Est-ce que vous allez proposer des reprises à vos clients Audi ? C’est tout de même un bon argument de vente…

Nous allons proposer la reprise de véhicules, c’est évidemment un argument de vente et de revente et nous avons des clients qui nous le demandent. Nous allons donc aller vers cela mais le prix de l’occasion est en train de s’affoler, car les gens ont tendance à surestimer le prix de vente, surtout lorsqu’ils vont sur certains sites. La réalité c’est que leur annonce, au bout de quelques semaines, sera renégociée et ils devront baisser le prix pour arriver à un tarif cohérent. Ce que le client doit aussi comprendre, c’est que nous n’allons pas racheter le véhicule au prix auquel il pourra le revendre, nous allons nous baser sur une cote et non sur le prix du marché sans quoi nous n’aurons aucun intérêt à y aller. Certes, le client nous revendrait moins cher son véhicule que s’il le vendait par lui-même mais nous lui éviterons les tracas de la procédure. Ce qui comprend une série d’étapes comme celle d’aller acheter une nouvelle puce pour une ligne téléphonique dédiée, prendre des photos et les poster sur des sites, se faire embêter par les appels des acheteurs potentiels qui posent des questions, négocient, etc. sans compter les rendez-vous pour faire essayer la voiture alors qu’ils ne savent pas à qui ils ont affaire.

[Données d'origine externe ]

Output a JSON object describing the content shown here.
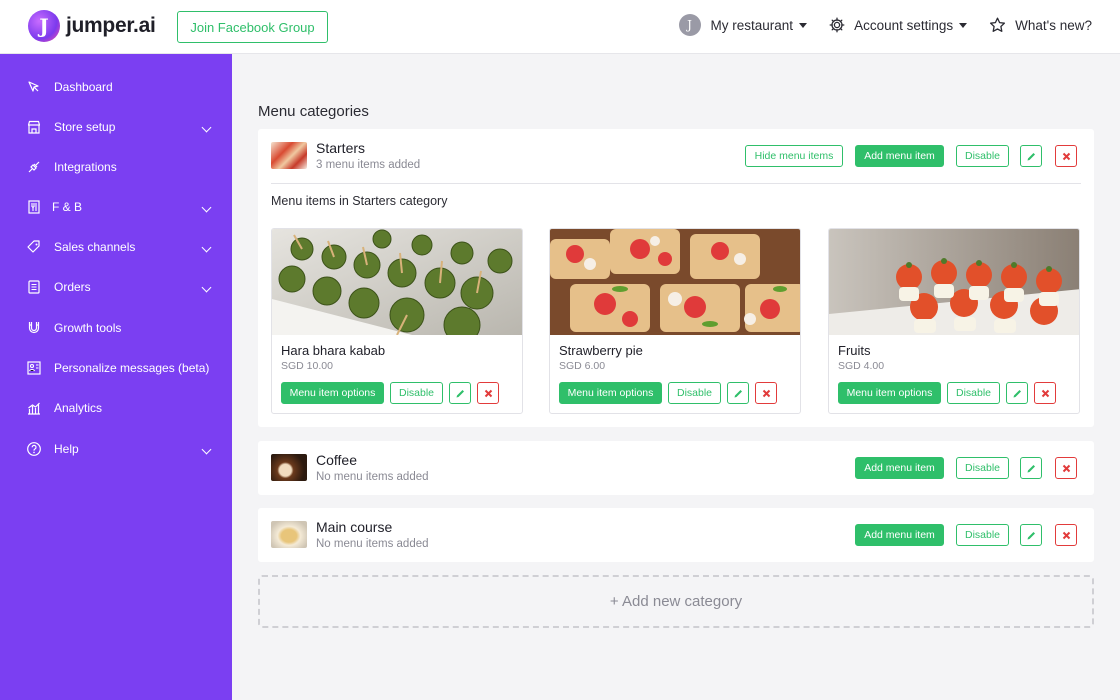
{
  "brand": {
    "logo_letter": "J",
    "name": "jumper.ai"
  },
  "header": {
    "facebook_button": "Join Facebook Group",
    "avatar_letter": "J",
    "restaurant_menu": "My restaurant",
    "account_settings": "Account settings",
    "whats_new": "What's new?"
  },
  "sidebar": {
    "items": [
      {
        "label": "Dashboard",
        "icon": "dashboard-icon"
      },
      {
        "label": "Store setup",
        "icon": "store-icon"
      },
      {
        "label": "Integrations",
        "icon": "integrations-icon"
      },
      {
        "label": "F & B",
        "icon": "fnb-icon"
      },
      {
        "label": "Sales channels",
        "icon": "sales-channels-icon"
      },
      {
        "label": "Orders",
        "icon": "orders-icon"
      },
      {
        "label": "Growth tools",
        "icon": "magnet-icon"
      },
      {
        "label": "Personalize messages (beta)",
        "icon": "personalize-icon"
      },
      {
        "label": "Analytics",
        "icon": "analytics-icon"
      },
      {
        "label": "Help",
        "icon": "help-icon"
      }
    ]
  },
  "main": {
    "title": "Menu categories",
    "add_category": "+ Add new category",
    "categories": [
      {
        "name": "Starters",
        "subtitle": "3 menu items added",
        "hide_items": "Hide menu items",
        "add_item": "Add menu item",
        "disable": "Disable",
        "items_heading": "Menu items in Starters category",
        "items": [
          {
            "name": "Hara bhara kabab",
            "price": "SGD 10.00",
            "options": "Menu item options",
            "disable": "Disable"
          },
          {
            "name": "Strawberry pie",
            "price": "SGD 6.00",
            "options": "Menu item options",
            "disable": "Disable"
          },
          {
            "name": "Fruits",
            "price": "SGD 4.00",
            "options": "Menu item options",
            "disable": "Disable"
          }
        ]
      },
      {
        "name": "Coffee",
        "subtitle": "No menu items added",
        "add_item": "Add menu item",
        "disable": "Disable"
      },
      {
        "name": "Main course",
        "subtitle": "No menu items added",
        "add_item": "Add menu item",
        "disable": "Disable"
      }
    ]
  },
  "colors": {
    "sidebar": "#7b3ff2",
    "accent_green": "#2fbf6a",
    "danger_red": "#e23b3b"
  }
}
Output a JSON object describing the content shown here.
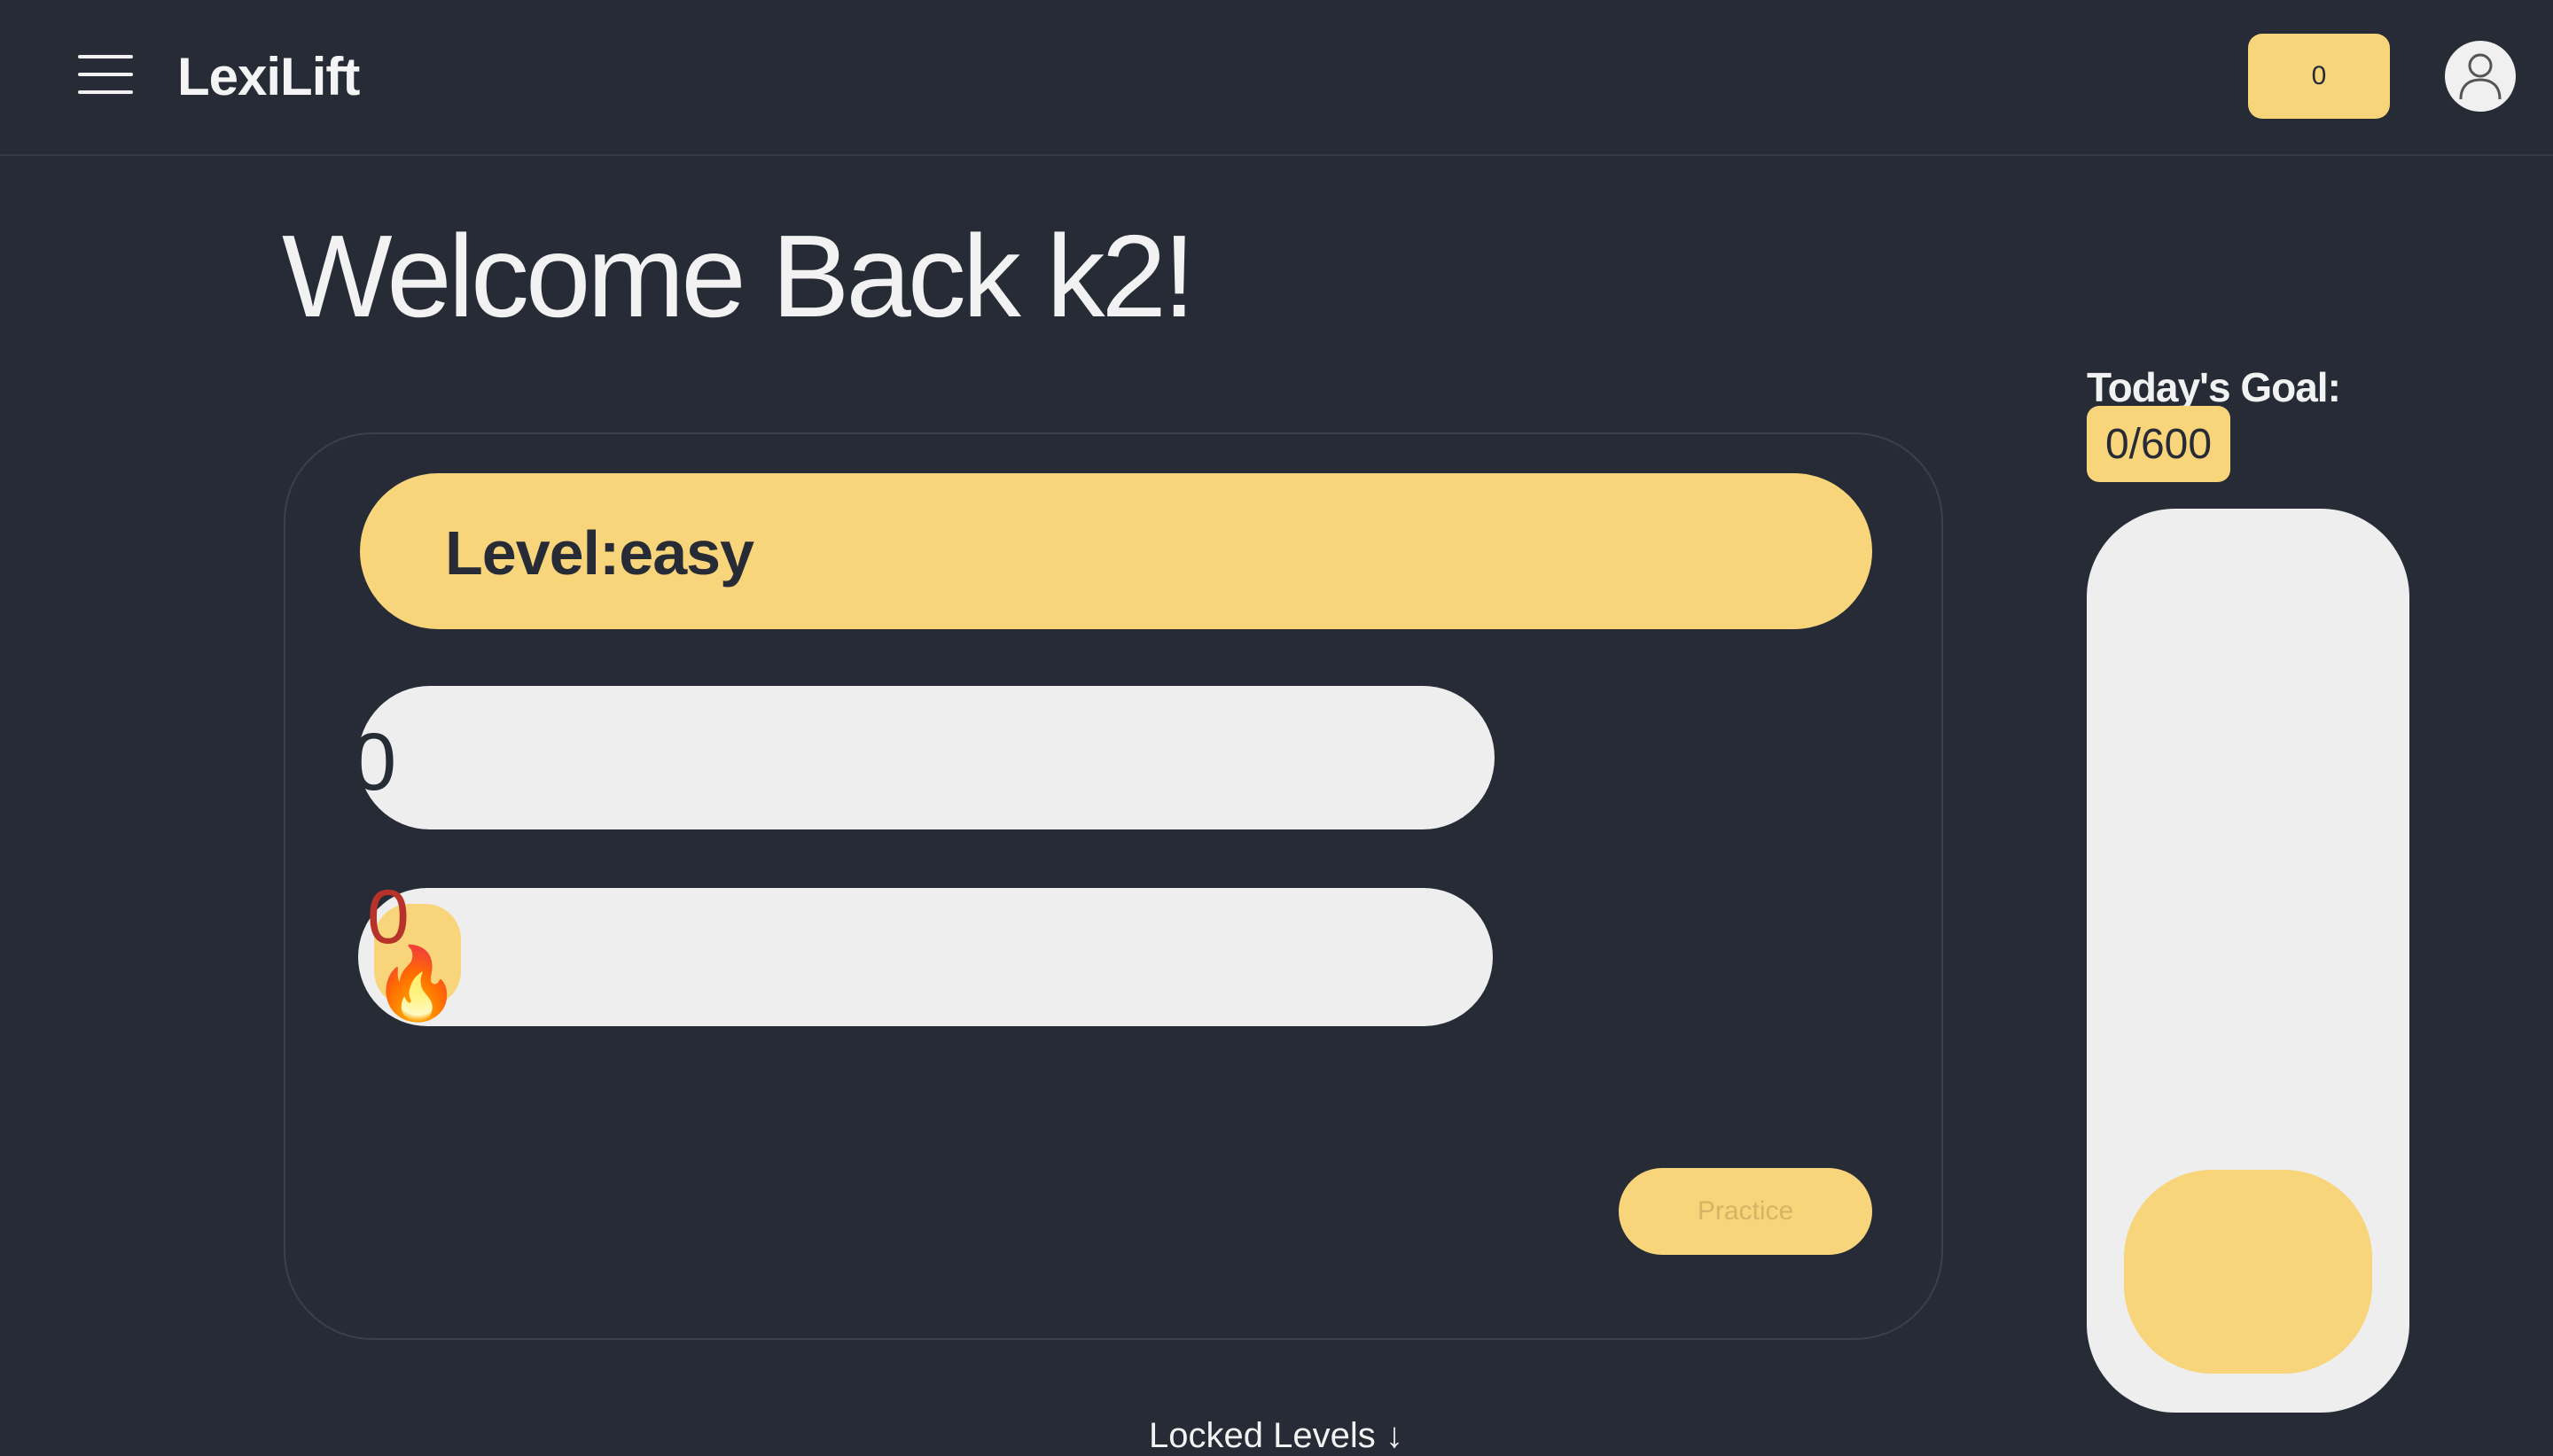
{
  "header": {
    "brand": "LexiLift",
    "score": "0"
  },
  "welcome": "Welcome Back k2!",
  "level_card": {
    "level_label": "Level:easy",
    "progress_value": "0",
    "streak_value": "0",
    "streak_icon": "🔥",
    "practice_label": "Practice"
  },
  "goal": {
    "label": "Today's Goal:",
    "value": "0/600"
  },
  "locked_levels": "Locked Levels ↓",
  "colors": {
    "background": "#262b36",
    "accent": "#f8d57b",
    "track": "#eeeeee",
    "streak_text": "#b7332a"
  }
}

Et enfin, après toutes ces étapes, le vendeur n’aucune certitude d’être payé. En revendant un véhicule chez nous, le client gagnera certes un peu moins mais sa voiture sera vendue tout de suite et il pourra se racheter une voiture sur-le-champ, il gagnera donc en temps et en tranquillité. D’un autre côté, les clients qui vont racheter ce véhicule auront la garantie d’acheter une voiture qui aura été revue, vérifiée et remise en état chez nous.

Quels sont vos objectifs d’ici la fin de l’année ?

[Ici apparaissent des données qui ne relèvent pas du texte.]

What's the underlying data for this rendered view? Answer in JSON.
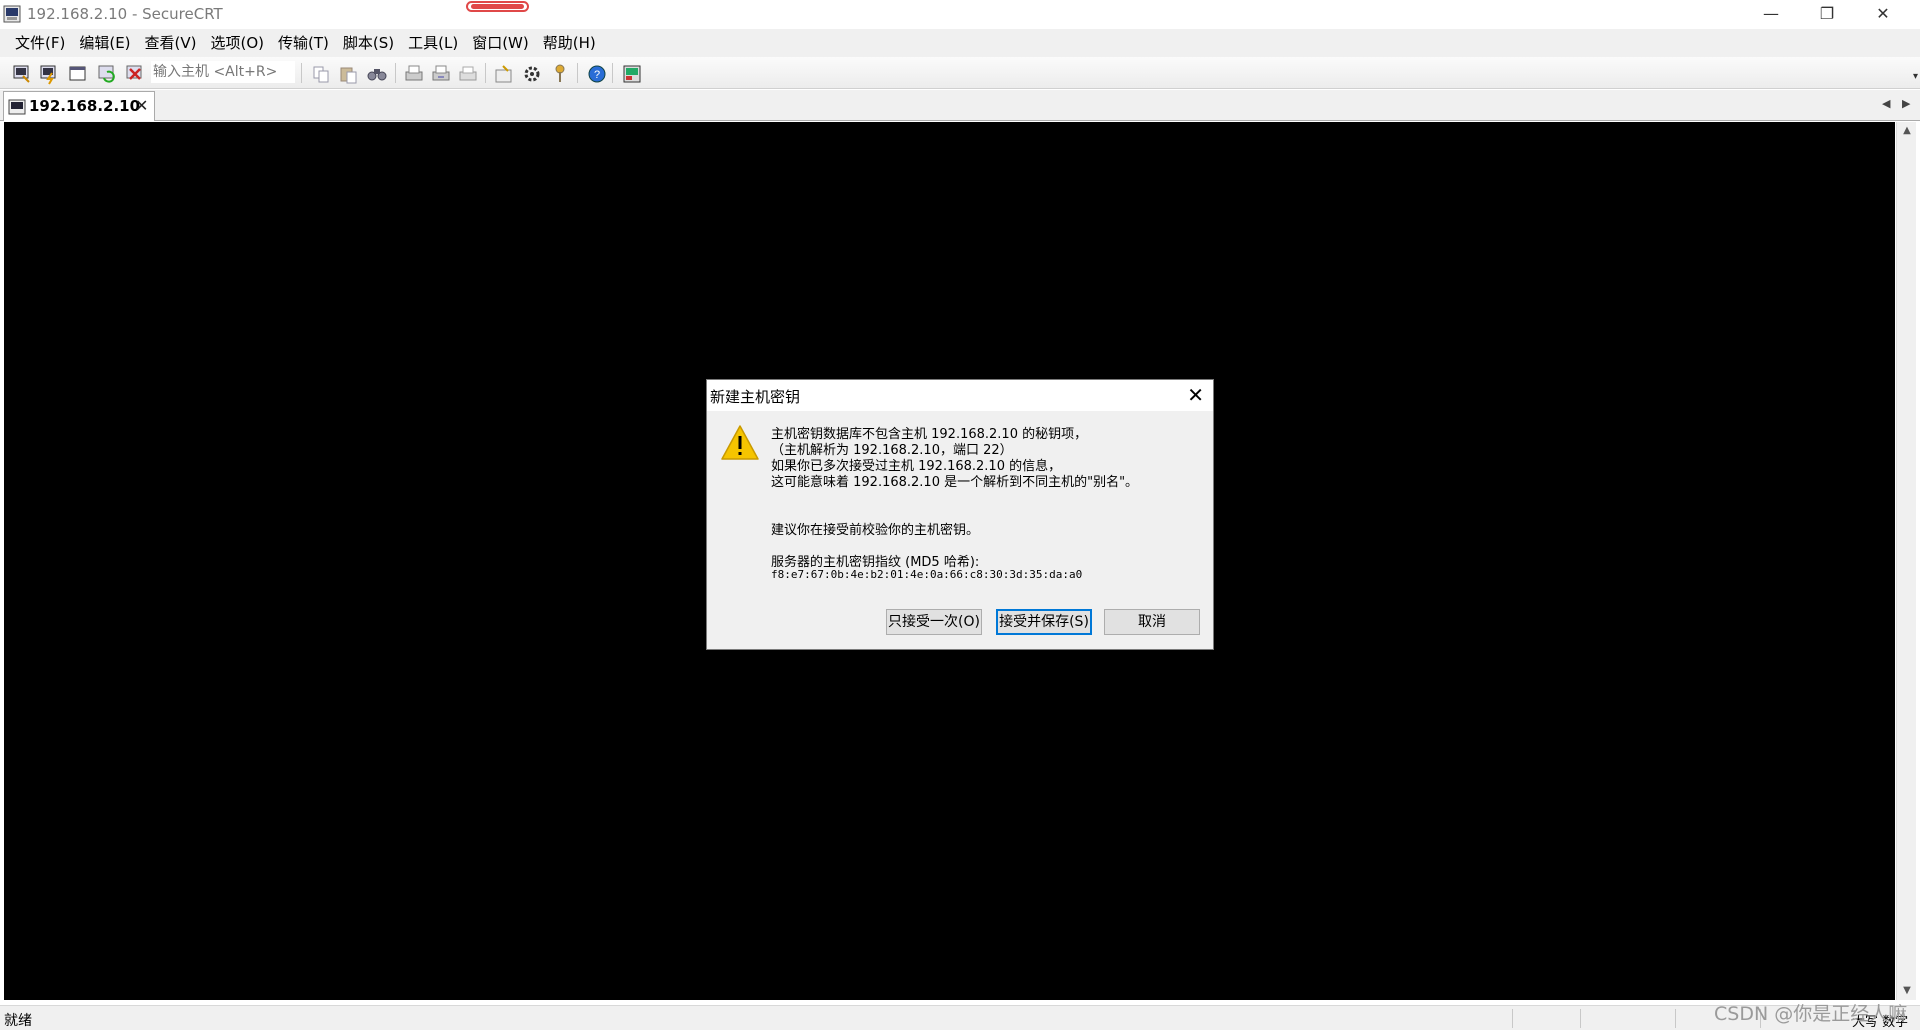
{
  "window": {
    "title": "192.168.2.10 - SecureCRT",
    "minimize_glyph": "—",
    "restore_glyph": "❐",
    "close_glyph": "✕"
  },
  "menu": [
    {
      "label": "文件(F)"
    },
    {
      "label": "编辑(E)"
    },
    {
      "label": "查看(V)"
    },
    {
      "label": "选项(O)"
    },
    {
      "label": "传输(T)"
    },
    {
      "label": "脚本(S)"
    },
    {
      "label": "工具(L)"
    },
    {
      "label": "窗口(W)"
    },
    {
      "label": "帮助(H)"
    }
  ],
  "toolbar": {
    "host_input_placeholder": "输入主机 <Alt+R>",
    "icons": [
      "connect-icon",
      "quick-connect-icon",
      "connect-tab-icon",
      "reconnect-icon",
      "disconnect-icon",
      "copy-icon",
      "paste-icon",
      "find-icon",
      "print-icon",
      "print-selection-icon",
      "print-setup-icon",
      "session-options-icon",
      "global-options-icon",
      "keymap-icon",
      "help-icon",
      "activator-icon"
    ]
  },
  "tabs": [
    {
      "label": "192.168.2.10",
      "close_glyph": "✕"
    }
  ],
  "dialog": {
    "title": "新建主机密钥",
    "close_glyph": "✕",
    "message_lines": [
      "主机密钥数据库不包含主机 192.168.2.10 的秘钥项，",
      "（主机解析为 192.168.2.10，端口 22）",
      "如果你已多次接受过主机 192.168.2.10 的信息，",
      "这可能意味着 192.168.2.10 是一个解析到不同主机的\"别名\"。"
    ],
    "suggestion": "建议你在接受前校验你的主机密钥。",
    "fingerprint_label": "服务器的主机密钥指纹 (MD5 哈希):",
    "fingerprint": "f8:e7:67:0b:4e:b2:01:4e:0a:66:c8:30:3d:35:da:a0",
    "buttons": {
      "accept_once": "只接受一次(O)",
      "accept_save": "接受并保存(S)",
      "cancel": "取消"
    }
  },
  "status": {
    "text": "就绪",
    "caps": "大写 数字",
    "watermark": "CSDN @你是正经人嘛"
  },
  "colors": {
    "terminal_bg": "#000000",
    "accent": "#0078d7",
    "warning": "#f5c400"
  }
}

Nous voulons voir ce marché de l’occasion prendre forme et nous ambitionnons de devenir numéro 1 en volume d’ici la fin de l’année. Nous voulons également être numéro 1 en termes de satisfaction client et de satisfaction du personnel. Donc l’idée est de gagner ces paris-là en ayant le moins de turnovers possible. Si nous avons une qualité irréprochable et si nous avons un SAV fort, les volumes vont suivre. Il faut savoir que tous les jours, toutes les équipes du Terminal Audi de Casablanca y compris celles des services supports, et moi-même, nous construisons notre avenir en pensant Qualité et Client, dans le but de conquérir de nouveaux clients tout en conservant notre clientèle fidèle.

Carte de visite

Xavier Davanture a cumulé 20 ans de carrière dans le secteur de l’automobile. Après avoir fait ses débuts comme responsable après-vente chez un constructeur suédois à Paris en France, il a rejoint un cabinet de conseil opérant principalement dans les domaines de l’automobile, du coaching d’entreprise, de la formation des commerciaux et de la démarche qualité. Quelques années plus tard, ce cadre a travaillé pour le compte d’un constructeur automobile italien avant de se rendre dans le sud-ouest de la France pour gérer une quarantaine de concessions représentant 19 marques automobiles. Après avoir lancé sa propre affaire dans son domaine de prédilection, Xavier Davanture a posé pied au Maroc en 2014 où il a assuré la direction d’une concession Audi Volkswagen Skoda pour la partie automobile et Massey Ferguson Landini pour la partie agricole à Meknès. Depuis 8 mois, ce féru de l’automobile a pris la direction du Terminal Audi à Casablanca. Xavier Davanture s’est prêté au jeu des questions-réponses avec Industrie du Maroc. Entretien à bâtons rompus.